消化酵素

一般小学生

まとめ

  • 唾液や胃液などの消化液に含まれ、食物を体が吸収できる養分へと分解するはたらきを持つ物質です。
  • 特定の物質にのみ作用する「基質特異性」を持ち、自身は変化せずに反応を促進する生体触媒として機能します。
  • 主成分がタンパク質であるため、体温に近い約37℃で最も活性化し、極端な高温やpHの変化で機能を失う性質があります。
消化酵素生体触媒基質特異性

解説

食物に含まれる炭水化物デンプン)、タンパク質、脂肪などの栄養素は、そのままの状態では分子が大きすぎるため、小腸の細胞から吸収することができません。そこで、消化管の各所で分泌される消化酵素が、これらをブドウ糖アミノ酸脂肪酸などの最小単位まで化学的に分解します。代表的なものに、唾液のアミラーゼ、胃液のペプシンすい液リパーゼなどがあります。

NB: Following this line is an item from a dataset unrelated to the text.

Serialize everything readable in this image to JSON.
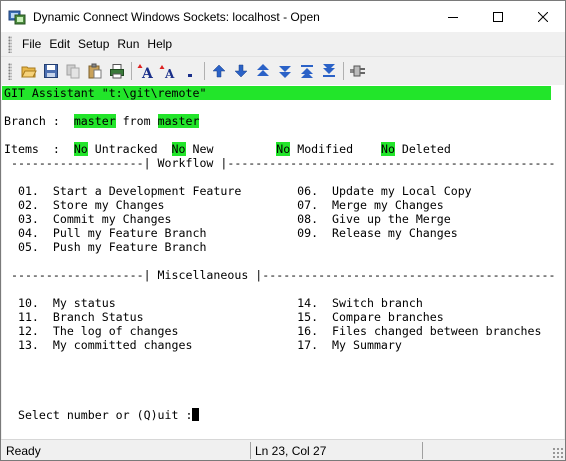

消化酵素には「基質特異性」という重要な性質があります。これは、一つの酵素が特定の相手としか反応しない仕組みで、鍵と鍵穴の関係に例えられます。また、酵素はタンパク質でできているため、熱に弱いという特徴があります。実験などで唾液を沸騰させるとデンプンが分解されなくなるのは、高温によって酵素の立体構造が変化(変性)し、触媒としての能力を失ってしまうためです。

コラム

肝臓で生成される「胆汁」は、脂肪の大きな塊を乳化して細かな粒にする働きがありますが、これ自体には消化酵素は含まれていません。あくまで、すい液に含まれるリパーゼが働きやすくするためのサポート役です。また、消化酵素が働く環境(最適pH)は場所によって異なり、胃液のペプシンは強い酸性で、すい液の酵素は弱アルカリ性で最もよく働きます。

小学生のみなさんへ

食べ物を食べたあと、体の中で「栄養」として取り入れるために、食べ物を細かくバラバラにする必要があります。このとき、はさみのように食べ物を小さく切り刻んでくれるのが「消化酵素(しょうかこうそ)」です。例えば、つば(だ液)の中には、ご飯(デンプン)を甘い糖に変えてくれるアミラーゼという仲間がいます。消化酵素のおかげで、私たちは食べ物の栄養をしっかり吸収して元気に過ごせるのです。